Bill’s first academic job was at Wright State University in Dayton, and while there, Bill discovered a nearby treasure trove of undescribed Lower Silurian crinoids in the Brassfield Fm. The series of systematic papers that ensued, from 1984-87, provided major documentation of crinoids during a poorly understood interval on the threshold of Paleozoic crinoid radiation. At the same time he was developing the concepts of filtration feeding in relation to paleoenvironments of crinoids with Tom Kammer, as well as the general concept of faunal tiering as a driver of diversification with Dave Bottjer. All the while he continued to publish papers on crinoid systematics, phylogeny, functional morphology, and community structure. His unabated dedication to specimen-based, systematic paleontology through the discovery of new taxa and revision of taxonomy, based on modern concepts has resulted in a long record of papers in the Journal of Paleontology and other major journals. (Bill: How many new species have you described, and what’s the ratio of new taxa to names placed in synonymy?) He has also produced major systematic monographs such as his work on Irish Carboniferous crinoids with George Sevastopulo and more recently on Ordovician-Silurian crinoids of Anticosti Island with Paul Copper. Bill and Tom Kammer have been probably the most frequent visitors to the Springer Crinoid Collection at the Smithsonian, where, under the watchful eyes of Frank Springer’s portrait in the Springer Room, they have reorganized, updated, and augmented the world’s largest fossil crinoid collection – a yeoman service. In the 1980s Bill began a collaboration still ongoing, with Dave Meyer on a newly discovered echinoderm fauna in the Mississippian Ft Payne Fm of Kentucky, associated with enigmatic carbonate mounds, resulting in numerous papers on systematics, paleoecology, and taphonomy.

Bill’s long experience in crinoid systematics and faunal assemblages has led to macroevolutionary studies with Tom Kammer, Tom Baumiller, and Shanan Peters of crinoid species longevity and faunal turnover during the Ordovician to Silurian and also the mid- to late Paleozoic, when major groups dominant in the early to middle Paleozoic gave way to groups that became dominant in the late Paleozoic, and survived the end-Paleozoic mass extinctions to generate post-Paleozoic crinoid re-radiations. This work on crinoid faunal diversity is a major contribution in which up-to-date taxonomic revisions have been applied to analysis of diversification, extinction, and how these processes shaped crinoid evolution subsequently. As a result we are gaining a much better picture of how crinoids evolved in the Paleozoic and on into the post-Paleozoic, becoming part of the modern marine fauna. It should be noted that all of Bill’s contributions to paleobiology and evolutionary paleontology rest upon his solid foundation of specimen-based, systematic paleontological analysis.

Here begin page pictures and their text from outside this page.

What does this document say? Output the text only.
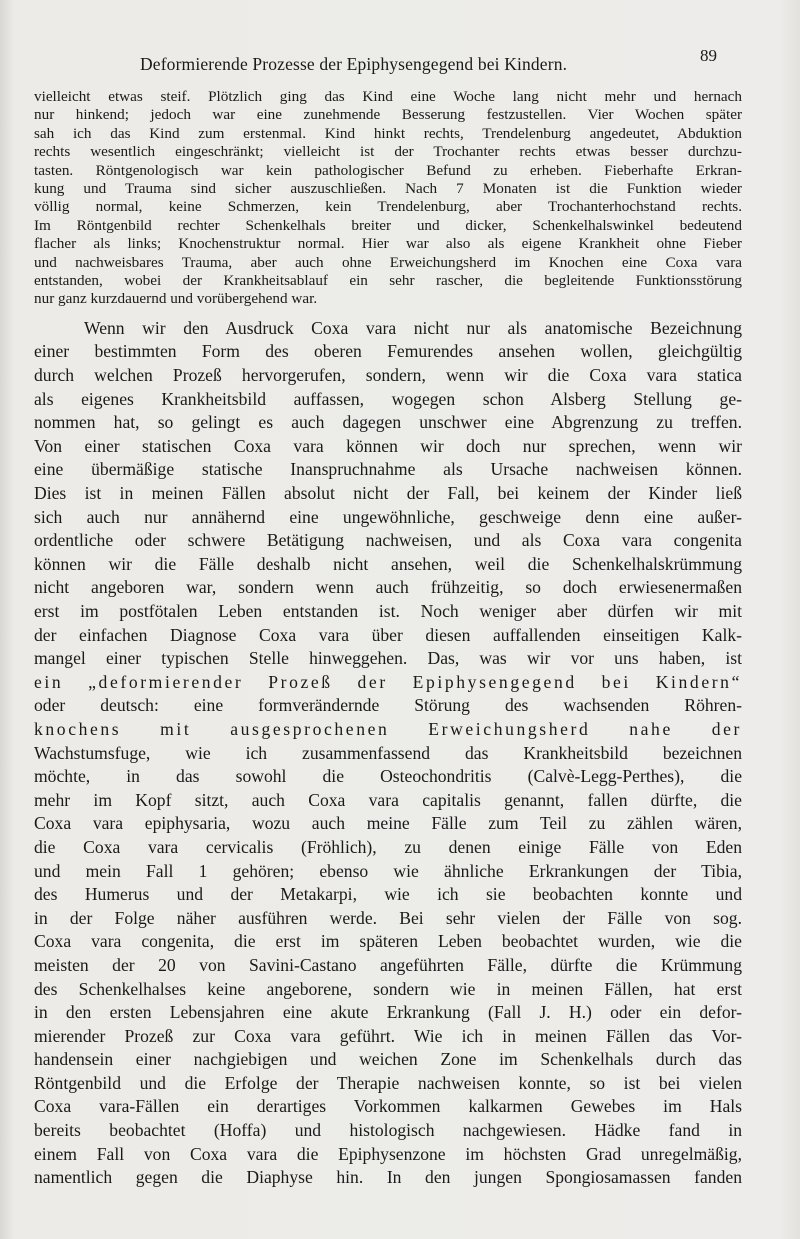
Deformierende Prozesse der Epiphysengegend bei Kindern.	89

vielleicht etwas steif. Plötzlich ging das Kind eine Woche lang nicht mehr und hernach
nur hinkend; jedoch war eine zunehmende Besserung festzustellen. Vier Wochen später
sah ich das Kind zum erstenmal. Kind hinkt rechts, Trendelenburg angedeutet, Abduktion
rechts wesentlich eingeschränkt; vielleicht ist der Trochanter rechts etwas besser durchzu-
tasten. Röntgenologisch war kein pathologischer Befund zu erheben. Fieberhafte Erkran-
kung und Trauma sind sicher auszuschließen. Nach 7 Monaten ist die Funktion wieder
völlig normal, keine Schmerzen, kein Trendelenburg, aber Trochanterhochstand rechts.
Im Röntgenbild rechter Schenkelhals breiter und dicker, Schenkelhalswinkel bedeutend
flacher als links; Knochenstruktur normal. Hier war also als eigene Krankheit ohne Fieber
und nachweisbares Trauma, aber auch ohne Erweichungsherd im Knochen eine Coxa vara
entstanden, wobei der Krankheitsablauf ein sehr rascher, die begleitende Funktionsstörung
nur ganz kurzdauernd und vorübergehend war.

Wenn wir den Ausdruck Coxa vara nicht nur als anatomische Bezeichnung
einer bestimmten Form des oberen Femurendes ansehen wollen, gleichgültig
durch welchen Prozeß hervorgerufen, sondern, wenn wir die Coxa vara statica
als eigenes Krankheitsbild auffassen, wogegen schon Alsberg Stellung ge-
nommen hat, so gelingt es auch dagegen unschwer eine Abgrenzung zu treffen.
Von einer statischen Coxa vara können wir doch nur sprechen, wenn wir
eine übermäßige statische Inanspruchnahme als Ursache nachweisen können.
Dies ist in meinen Fällen absolut nicht der Fall, bei keinem der Kinder ließ
sich auch nur annähernd eine ungewöhnliche, geschweige denn eine außer-
ordentliche oder schwere Betätigung nachweisen, und als Coxa vara congenita
können wir die Fälle deshalb nicht ansehen, weil die Schenkelhalskrümmung
nicht angeboren war, sondern wenn auch frühzeitig, so doch erwiesenermaßen
erst im postfötalen Leben entstanden ist. Noch weniger aber dürfen wir mit
der einfachen Diagnose Coxa vara über diesen auffallenden einseitigen Kalk-
mangel einer typischen Stelle hinweggehen. Das, was wir vor uns haben, ist
ein „deformierender Prozeß der Epiphysengegend bei Kindern“
oder deutsch: eine formverändernde Störung des wachsenden Röhren-
knochens mit ausgesprochenen Erweichungsherd nahe der
Wachstumsfuge, wie ich zusammenfassend das Krankheitsbild bezeichnen
möchte, in das sowohl die Osteochondritis (Calvè-Legg-Perthes), die
mehr im Kopf sitzt, auch Coxa vara capitalis genannt, fallen dürfte, die
Coxa vara epiphysaria, wozu auch meine Fälle zum Teil zu zählen wären,
die Coxa vara cervicalis (Fröhlich), zu denen einige Fälle von Eden
und mein Fall 1 gehören; ebenso wie ähnliche Erkrankungen der Tibia,
des Humerus und der Metakarpi, wie ich sie beobachten konnte und
in der Folge näher ausführen werde. Bei sehr vielen der Fälle von sog.
Coxa vara congenita, die erst im späteren Leben beobachtet wurden, wie die
meisten der 20 von Savini-Castano angeführten Fälle, dürfte die Krümmung
des Schenkelhalses keine angeborene, sondern wie in meinen Fällen, hat erst
in den ersten Lebensjahren eine akute Erkrankung (Fall J. H.) oder ein defor-
mierender Prozeß zur Coxa vara geführt. Wie ich in meinen Fällen das Vor-
handensein einer nachgiebigen und weichen Zone im Schenkelhals durch das
Röntgenbild und die Erfolge der Therapie nachweisen konnte, so ist bei vielen
Coxa vara-Fällen ein derartiges Vorkommen kalkarmen Gewebes im Hals
bereits beobachtet (Hoffa) und histologisch nachgewiesen. Hädke fand in
einem Fall von Coxa vara die Epiphysenzone im höchsten Grad unregelmäßig,
namentlich gegen die Diaphyse hin. In den jungen Spongiosamassen fanden
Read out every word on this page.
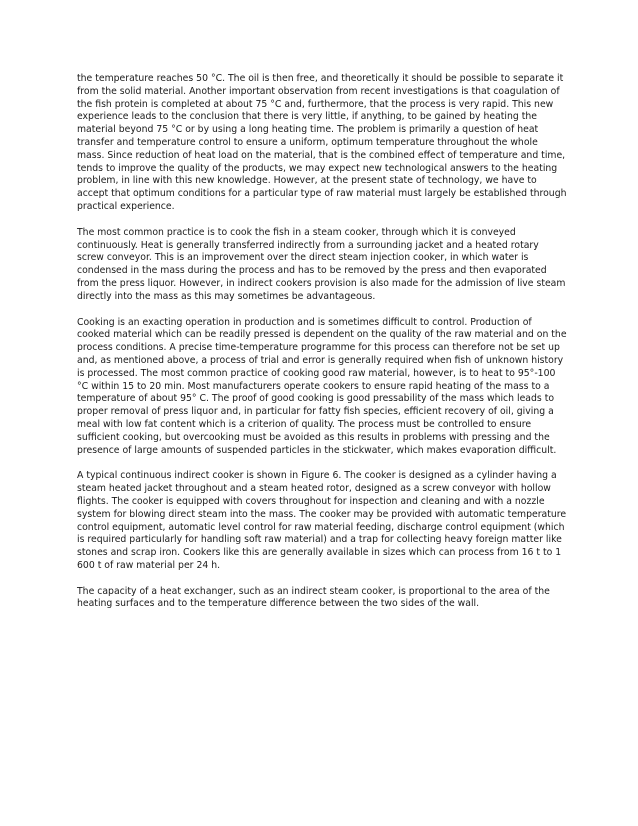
the temperature reaches 50 °C. The oil is then free, and theoretically it should be possible to separate it from the solid material. Another important observation from recent investigations is that coagulation of the fish protein is completed at about 75 °C and, furthermore, that the process is very rapid. This new experience leads to the conclusion that there is very little, if anything, to be gained by heating the material beyond 75 °C or by using a long heating time. The problem is primarily a question of heat transfer and temperature control to ensure a uniform, optimum temperature throughout the whole mass. Since reduction of heat load on the material, that is the combined effect of temperature and time, tends to improve the quality of the products, we may expect new technological answers to the heating problem, in line with this new knowledge. However, at the present state of technology, we have to accept that optimum conditions for a particular type of raw material must largely be established through practical experience.

The most common practice is to cook the fish in a steam cooker, through which it is conveyed continuously. Heat is generally transferred indirectly from a surrounding jacket and a heated rotary screw conveyor. This is an improvement over the direct steam injection cooker, in which water is condensed in the mass during the process and has to be removed by the press and then evaporated from the press liquor. However, in indirect cookers provision is also made for the admission of live steam directly into the mass as this may sometimes be advantageous.

Cooking is an exacting operation in production and is sometimes difficult to control. Production of cooked material which can be readily pressed is dependent on the quality of the raw material and on the process conditions. A precise time-temperature programme for this process can therefore not be set up and, as mentioned above, a process of trial and error is generally required when fish of unknown history is processed. The most common practice of cooking good raw material, however, is to heat to 95°-100 °C within 15 to 20 min. Most manufacturers operate cookers to ensure rapid heating of the mass to a temperature of about 95° C. The proof of good cooking is good pressability of the mass which leads to proper removal of press liquor and, in particular for fatty fish species, efficient recovery of oil, giving a meal with low fat content which is a criterion of quality. The process must be controlled to ensure sufficient cooking, but overcooking must be avoided as this results in problems with pressing and the presence of large amounts of suspended particles in the stickwater, which makes evaporation difficult.

A typical continuous indirect cooker is shown in Figure 6. The cooker is designed as a cylinder having a steam heated jacket throughout and a steam heated rotor, designed as a screw conveyor with hollow flights. The cooker is equipped with covers throughout for inspection and cleaning and with a nozzle system for blowing direct steam into the mass. The cooker may be provided with automatic temperature control equipment, automatic level control for raw material feeding, discharge control equipment (which is required particularly for handling soft raw material) and a trap for collecting heavy foreign matter like stones and scrap iron. Cookers like this are generally available in sizes which can process from 16 t to 1 600 t of raw material per 24 h.

The capacity of a heat exchanger, such as an indirect steam cooker, is proportional to the area of the heating surfaces and to the temperature difference between the two sides of the wall.
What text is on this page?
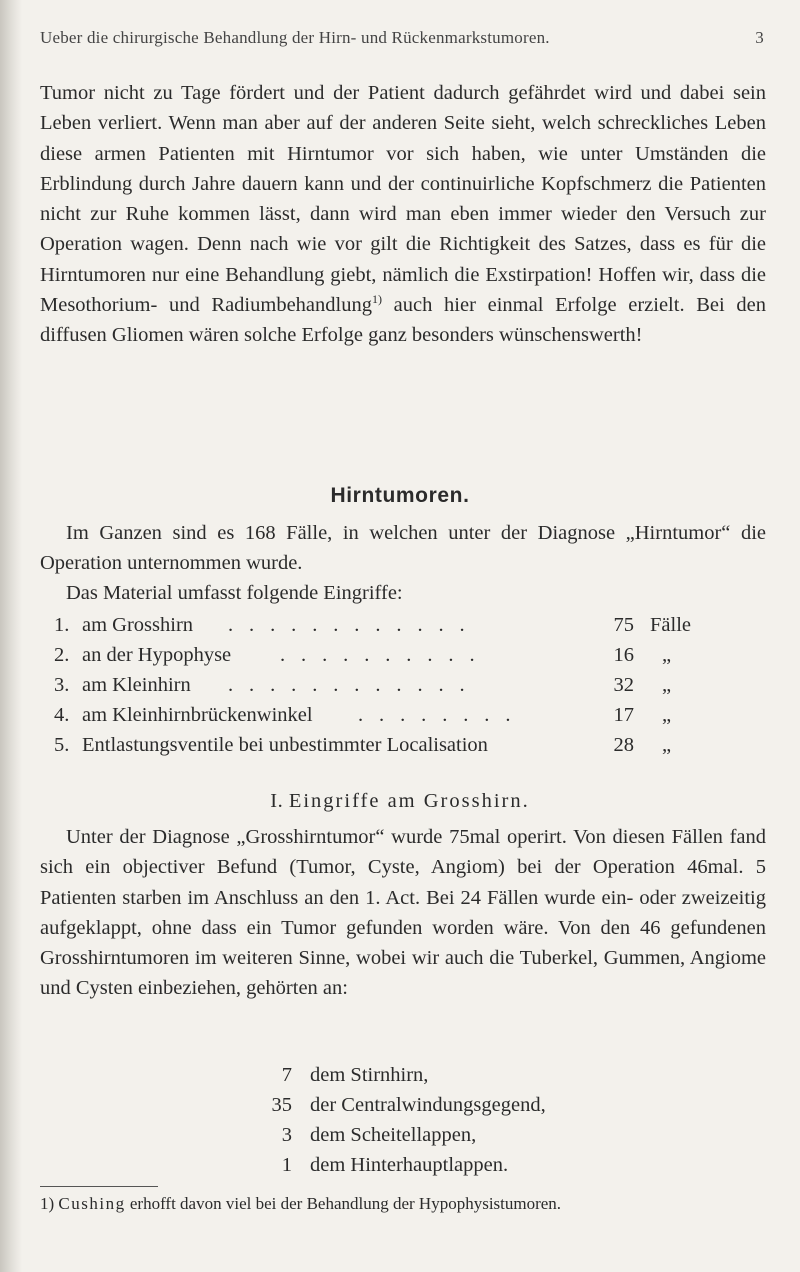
Ueber die chirurgische Behandlung der Hirn- und Rückenmarkstumoren.	3

Tumor nicht zu Tage fördert und der Patient dadurch gefährdet wird und dabei sein Leben verliert. Wenn man aber auf der anderen Seite sieht, welch schreckliches Leben diese armen Patienten mit Hirntumor vor sich haben, wie unter Umständen die Erblindung durch Jahre dauern kann und der continuirliche Kopfschmerz die Patienten nicht zur Ruhe kommen lässt, dann wird man eben immer wieder den Versuch zur Operation wagen. Denn nach wie vor gilt die Richtigkeit des Satzes, dass es für die Hirntumoren nur eine Behandlung giebt, nämlich die Exstirpation! Hoffen wir, dass die Mesothorium- und Radiumbehandlung$^{1)}$ auch hier einmal Erfolge erzielt. Bei den diffusen Gliomen wären solche Erfolge ganz besonders wünschenswerth!

Hirntumoren.

Im Ganzen sind es 168 Fälle, in welchen unter der Diagnose „Hirntumor“ die Operation unternommen wurde.

Das Material umfasst folgende Eingriffe:

1. am Grosshirn . . . . . . . . . . . .	75 Fälle
2. an der Hypophyse . . . . . . . . . .	16 „
3. am Kleinhirn . . . . . . . . . . . .	32 „
4. am Kleinhirnbrückenwinkel . . . . . . . .	17 „
5. Entlastungsventile bei unbestimmter Localisation	28 „
I. Eingriffe am Grosshirn.

Unter der Diagnose „Grosshirntumor“ wurde 75mal operirt. Von diesen Fällen fand sich ein objectiver Befund (Tumor, Cyste, Angiom) bei der Operation 46mal. 5 Patienten starben im Anschluss an den 1. Act. Bei 24 Fällen wurde ein- oder zweizeitig aufgeklappt, ohne dass ein Tumor gefunden worden wäre. Von den 46 gefundenen Grosshirntumoren im weiteren Sinne, wobei wir auch die Tuberkel, Gummen, Angiome und Cysten einbeziehen, gehörten an:

7 dem Stirnhirn,
35 der Centralwindungsgegend,
3 dem Scheitellappen,
1 dem Hinterhauptlappen.
1) Cushing erhofft davon viel bei der Behandlung der Hypophysistumoren.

The Gilbert Harris Award is a fitting addition to Bill’s previous honors, highlighted by the Schuchert Award from the Paleontological Society in 1990, Fellow of the GSA, AAAS, and PS, several distinguished teaching awards at Ohio State, Fulbright Scholar in 1992, a research medal from the university in Vila Real, Portugal in 2006, and by no means least, his designation as a Kentucky Colonel in 1991. Bill has also rendered major service as Chair of his very large department at OSU from 1995-99, President of the Paleontological Society, 2002-2004, and Director of the Orton Museum at OSU since 2002 – in addition to many other professional services. All the while he has shouldered these heavy responsibilities, he has maintained his vigorous research program, which has been virtually continuously funded by agencies such as NSF, National Geographic, and the Petroleum Research Fund. We are honoring Bill today for his prodigious contributions to systematic paleontology, but clearly, his achievements are far wider. Bill Ausich is an exemplary model for paleontological research, scholarship, education, and professional service that all of us should strive to emulate, and today the PRI is honored to recognize him with the Gilbert Harris Award.